Statement on the Treat Physicians Fairly Act
August 2, 2007
Madame Speaker, I rise today to introduce the Treat Physicians Fairly Act, legislation providing tax credits to physicians to compensate for the costs of providing uncompensated care. This legislation helps compensate medical professionals for the costs imposed on them by federal laws forcing doctors to provide uncompensated medical care. The legislation also provides a tax deduction for hospitals who incur costs related to providing uncompensated care.
Under the Emergency Medical Treatment and Active Labor Act (EMTALA) physicians who work in emergency rooms, as well as the hospitals, are required to provide care without seeking compensation to anyone who comes into an emergency room. Thus, EMTLA forces medical professionals and hospitals to bear the entire cost of caring for the indigent. According to the June 2/9, 2003 edition of AM News, emergency physicians lose an average of $138,000 per year because of EMTLA. EMTALA also forces physicians and hospitals to follow costly rules and regulations, and can be fined $50,000 for failure to be in technical compliance with EMTALA!
Forcing physicians to offer their services without providing any form of compensation is a blatant violation of the takings clause of the Fifth Amendment. After all, the professional skills with which one’s earns a living are a form of property. Therefore, legislation, such as EMTALA, which forces individuals to use their professional skills without compensation is a taking of private property. Regardless of whether the federal government has the constitutional authority to establish programs providing free-or-reduced health care for the indignant, the clear language of the takings clause prevents Congress from placing the entire burden of these programs on the medical profession.

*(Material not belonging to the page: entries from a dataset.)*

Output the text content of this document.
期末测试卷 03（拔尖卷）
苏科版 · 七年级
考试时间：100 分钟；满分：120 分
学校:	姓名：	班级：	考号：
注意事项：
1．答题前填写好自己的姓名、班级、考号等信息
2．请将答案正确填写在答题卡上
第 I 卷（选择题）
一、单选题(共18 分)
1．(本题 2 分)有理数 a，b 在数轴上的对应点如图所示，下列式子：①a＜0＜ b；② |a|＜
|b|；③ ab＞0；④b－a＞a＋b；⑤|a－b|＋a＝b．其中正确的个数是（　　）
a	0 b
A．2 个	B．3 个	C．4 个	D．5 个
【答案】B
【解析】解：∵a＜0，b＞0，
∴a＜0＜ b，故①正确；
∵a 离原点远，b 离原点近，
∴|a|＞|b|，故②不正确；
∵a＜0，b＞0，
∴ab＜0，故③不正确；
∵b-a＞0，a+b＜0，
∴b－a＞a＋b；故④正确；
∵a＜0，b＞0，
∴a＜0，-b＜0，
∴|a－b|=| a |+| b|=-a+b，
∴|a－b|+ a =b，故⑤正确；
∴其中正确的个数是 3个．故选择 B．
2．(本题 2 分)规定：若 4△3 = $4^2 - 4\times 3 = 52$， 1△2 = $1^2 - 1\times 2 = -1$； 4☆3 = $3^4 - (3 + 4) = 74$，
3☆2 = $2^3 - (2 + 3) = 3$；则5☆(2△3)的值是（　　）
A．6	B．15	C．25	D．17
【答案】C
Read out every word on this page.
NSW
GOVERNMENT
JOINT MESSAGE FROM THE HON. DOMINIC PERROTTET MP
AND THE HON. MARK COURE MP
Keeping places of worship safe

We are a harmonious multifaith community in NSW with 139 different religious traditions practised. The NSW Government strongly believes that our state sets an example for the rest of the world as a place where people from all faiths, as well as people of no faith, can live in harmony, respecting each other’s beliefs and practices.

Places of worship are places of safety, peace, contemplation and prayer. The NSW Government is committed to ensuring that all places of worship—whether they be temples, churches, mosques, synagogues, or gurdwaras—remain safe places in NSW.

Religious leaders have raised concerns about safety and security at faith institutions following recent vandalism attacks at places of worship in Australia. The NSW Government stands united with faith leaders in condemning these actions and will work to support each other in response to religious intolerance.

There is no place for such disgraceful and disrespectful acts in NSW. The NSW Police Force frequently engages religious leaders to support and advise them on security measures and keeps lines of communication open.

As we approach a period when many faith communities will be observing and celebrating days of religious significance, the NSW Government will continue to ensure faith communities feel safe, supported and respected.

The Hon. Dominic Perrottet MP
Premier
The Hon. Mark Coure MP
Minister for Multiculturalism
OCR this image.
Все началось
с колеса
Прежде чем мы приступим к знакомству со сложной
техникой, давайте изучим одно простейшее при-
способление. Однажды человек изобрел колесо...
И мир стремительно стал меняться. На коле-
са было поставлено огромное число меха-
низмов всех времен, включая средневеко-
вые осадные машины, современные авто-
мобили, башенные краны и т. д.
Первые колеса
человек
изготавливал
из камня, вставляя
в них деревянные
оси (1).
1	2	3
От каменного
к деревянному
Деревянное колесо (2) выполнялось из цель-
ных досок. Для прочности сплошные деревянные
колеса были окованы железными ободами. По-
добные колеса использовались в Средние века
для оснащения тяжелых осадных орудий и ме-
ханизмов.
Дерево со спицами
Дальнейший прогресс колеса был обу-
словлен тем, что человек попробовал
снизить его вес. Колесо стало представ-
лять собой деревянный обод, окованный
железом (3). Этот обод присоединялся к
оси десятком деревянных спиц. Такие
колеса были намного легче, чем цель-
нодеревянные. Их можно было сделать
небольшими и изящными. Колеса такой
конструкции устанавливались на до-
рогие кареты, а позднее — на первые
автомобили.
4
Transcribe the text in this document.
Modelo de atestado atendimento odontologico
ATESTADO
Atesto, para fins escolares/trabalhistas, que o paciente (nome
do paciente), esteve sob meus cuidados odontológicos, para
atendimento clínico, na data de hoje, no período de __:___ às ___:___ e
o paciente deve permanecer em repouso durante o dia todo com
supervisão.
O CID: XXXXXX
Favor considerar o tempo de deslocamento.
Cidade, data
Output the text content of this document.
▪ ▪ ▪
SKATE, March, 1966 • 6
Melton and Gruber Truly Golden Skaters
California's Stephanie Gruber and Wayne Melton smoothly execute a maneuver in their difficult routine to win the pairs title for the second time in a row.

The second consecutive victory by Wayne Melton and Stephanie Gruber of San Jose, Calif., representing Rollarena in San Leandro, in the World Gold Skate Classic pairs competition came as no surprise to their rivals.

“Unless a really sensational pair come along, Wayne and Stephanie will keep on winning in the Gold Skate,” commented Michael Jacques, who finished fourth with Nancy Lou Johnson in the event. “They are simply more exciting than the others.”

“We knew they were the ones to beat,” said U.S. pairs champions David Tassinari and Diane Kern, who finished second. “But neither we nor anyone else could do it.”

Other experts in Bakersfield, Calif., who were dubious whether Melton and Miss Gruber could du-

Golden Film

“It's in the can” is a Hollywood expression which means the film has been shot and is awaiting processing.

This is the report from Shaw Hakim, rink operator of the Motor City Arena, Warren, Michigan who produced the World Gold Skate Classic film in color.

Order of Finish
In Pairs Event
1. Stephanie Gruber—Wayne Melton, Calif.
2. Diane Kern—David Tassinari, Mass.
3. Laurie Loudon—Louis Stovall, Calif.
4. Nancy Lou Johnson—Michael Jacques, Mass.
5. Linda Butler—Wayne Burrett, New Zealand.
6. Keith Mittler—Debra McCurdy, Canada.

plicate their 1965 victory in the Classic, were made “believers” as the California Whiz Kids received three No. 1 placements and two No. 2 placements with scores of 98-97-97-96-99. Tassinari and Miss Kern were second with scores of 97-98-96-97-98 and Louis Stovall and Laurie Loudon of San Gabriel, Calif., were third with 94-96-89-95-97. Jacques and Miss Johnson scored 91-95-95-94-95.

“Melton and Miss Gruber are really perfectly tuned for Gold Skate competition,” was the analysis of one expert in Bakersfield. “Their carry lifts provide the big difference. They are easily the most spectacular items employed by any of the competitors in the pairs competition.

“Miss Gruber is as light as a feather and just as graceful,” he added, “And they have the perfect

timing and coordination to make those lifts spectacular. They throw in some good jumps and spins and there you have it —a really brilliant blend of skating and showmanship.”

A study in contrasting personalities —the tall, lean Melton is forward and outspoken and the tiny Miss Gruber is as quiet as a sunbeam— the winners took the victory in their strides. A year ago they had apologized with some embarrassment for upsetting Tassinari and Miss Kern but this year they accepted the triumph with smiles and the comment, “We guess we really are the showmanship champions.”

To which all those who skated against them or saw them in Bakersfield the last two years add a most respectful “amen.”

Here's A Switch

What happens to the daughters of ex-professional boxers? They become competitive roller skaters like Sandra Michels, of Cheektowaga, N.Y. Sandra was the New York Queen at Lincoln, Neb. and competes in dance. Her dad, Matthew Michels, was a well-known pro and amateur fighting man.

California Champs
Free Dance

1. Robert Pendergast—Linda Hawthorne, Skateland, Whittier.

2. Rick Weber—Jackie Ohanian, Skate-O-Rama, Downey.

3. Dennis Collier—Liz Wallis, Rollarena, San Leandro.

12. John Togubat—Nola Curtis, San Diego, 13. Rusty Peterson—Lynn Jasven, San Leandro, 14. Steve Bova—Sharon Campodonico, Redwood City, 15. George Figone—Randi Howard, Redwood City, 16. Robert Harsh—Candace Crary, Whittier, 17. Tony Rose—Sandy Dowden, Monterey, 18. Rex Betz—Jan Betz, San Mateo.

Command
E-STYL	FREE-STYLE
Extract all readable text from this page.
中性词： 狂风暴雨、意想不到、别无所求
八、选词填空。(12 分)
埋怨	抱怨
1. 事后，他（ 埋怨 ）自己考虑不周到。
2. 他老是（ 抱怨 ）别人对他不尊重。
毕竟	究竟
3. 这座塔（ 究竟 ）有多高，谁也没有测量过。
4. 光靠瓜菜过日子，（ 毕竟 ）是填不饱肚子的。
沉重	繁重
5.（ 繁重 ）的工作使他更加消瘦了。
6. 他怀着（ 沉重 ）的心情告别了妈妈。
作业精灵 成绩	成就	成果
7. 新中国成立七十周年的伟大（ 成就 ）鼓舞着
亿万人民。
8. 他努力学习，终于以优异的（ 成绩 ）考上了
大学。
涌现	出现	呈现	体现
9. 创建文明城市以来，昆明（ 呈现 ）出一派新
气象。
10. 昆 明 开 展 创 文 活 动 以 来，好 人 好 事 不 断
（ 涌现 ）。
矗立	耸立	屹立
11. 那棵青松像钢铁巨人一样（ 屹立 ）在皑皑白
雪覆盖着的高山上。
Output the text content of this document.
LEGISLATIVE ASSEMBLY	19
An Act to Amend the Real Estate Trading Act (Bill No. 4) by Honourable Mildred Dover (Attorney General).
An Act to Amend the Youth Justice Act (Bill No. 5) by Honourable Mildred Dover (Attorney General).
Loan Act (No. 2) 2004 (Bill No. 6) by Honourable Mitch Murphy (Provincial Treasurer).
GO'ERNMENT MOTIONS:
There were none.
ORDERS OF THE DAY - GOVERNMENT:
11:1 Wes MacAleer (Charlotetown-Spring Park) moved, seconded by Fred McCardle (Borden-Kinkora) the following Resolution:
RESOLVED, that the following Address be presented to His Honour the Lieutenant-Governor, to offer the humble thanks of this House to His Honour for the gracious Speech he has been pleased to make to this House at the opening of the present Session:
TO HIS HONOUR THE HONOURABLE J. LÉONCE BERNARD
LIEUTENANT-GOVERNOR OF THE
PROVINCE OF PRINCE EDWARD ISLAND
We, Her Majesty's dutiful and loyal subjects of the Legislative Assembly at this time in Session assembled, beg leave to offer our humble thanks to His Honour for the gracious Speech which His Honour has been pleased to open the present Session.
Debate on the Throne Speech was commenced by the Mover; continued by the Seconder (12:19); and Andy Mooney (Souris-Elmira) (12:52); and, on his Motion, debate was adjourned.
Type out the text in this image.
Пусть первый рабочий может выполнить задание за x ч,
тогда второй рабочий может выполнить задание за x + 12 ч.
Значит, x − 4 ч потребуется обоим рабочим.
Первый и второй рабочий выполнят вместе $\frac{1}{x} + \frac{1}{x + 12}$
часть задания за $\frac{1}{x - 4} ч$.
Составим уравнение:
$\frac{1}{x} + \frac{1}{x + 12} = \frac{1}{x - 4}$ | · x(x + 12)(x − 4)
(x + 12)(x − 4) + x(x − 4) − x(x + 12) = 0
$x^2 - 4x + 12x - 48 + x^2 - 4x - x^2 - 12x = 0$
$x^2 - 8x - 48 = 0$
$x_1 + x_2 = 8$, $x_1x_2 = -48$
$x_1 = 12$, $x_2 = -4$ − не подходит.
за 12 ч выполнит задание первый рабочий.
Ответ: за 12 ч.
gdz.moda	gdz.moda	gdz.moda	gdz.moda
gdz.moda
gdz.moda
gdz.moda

Ironically, the perceived need to force doctors to provide medical care is itself the result of prior government interventions into the health care market. When I began practicing, it was common for doctors to provide uncompensated care as a matter of charity. However, government laws and regulations inflating the cost of medical services and imposing unreasonable liability standards on medical professionals even when they where acting in a volunteer capacity made offering free care cost prohibitive. At the same time, the increase health care costs associated with the government-facilitated over-reliance in third party payments priced more and more people out of the health care market. Thus, the government responded to problems created by their interventions by imposing EMTALA mandate on physicians, in effect making the health care profession scapegoats for the unintended consequences of failed government health care polices.
EMTALA itself is having unintended consequences that could result in less care availability for low-income Americans at emergency rooms. This is because EMTALA provides a disincentive for physicians form offering any emergency care. Many physicians have told me in my district that they are considering curtail their practices, in part because of the costs associated with the EMTALA mandates. Many other physicians are even counseling younger people against entering the medical profession because of the way the federal government treats medical professionals! The tax credit of the Treat Physicians Fairly Act will help mitigate some of these unintended consequences.
The Treat Physicians Fairly Act does not remove any of EMTALA’s mandates; it simply provides that physicians can receive a tax credit for the costs of providing uncompensated care. This is a small step toward resorting fairness to the physicians. Furthermore, by providing some compensation in the form of tax credits, the Treat Physicians Fairly Act helps remove the dincentives to remaining active in the medical profession built into the current EMTALA law. I hope my colleagues will take the first step toward removing the unconstitutional burden of providing uncompensated care by cosponsoring the Treat Physicians Fairly Act.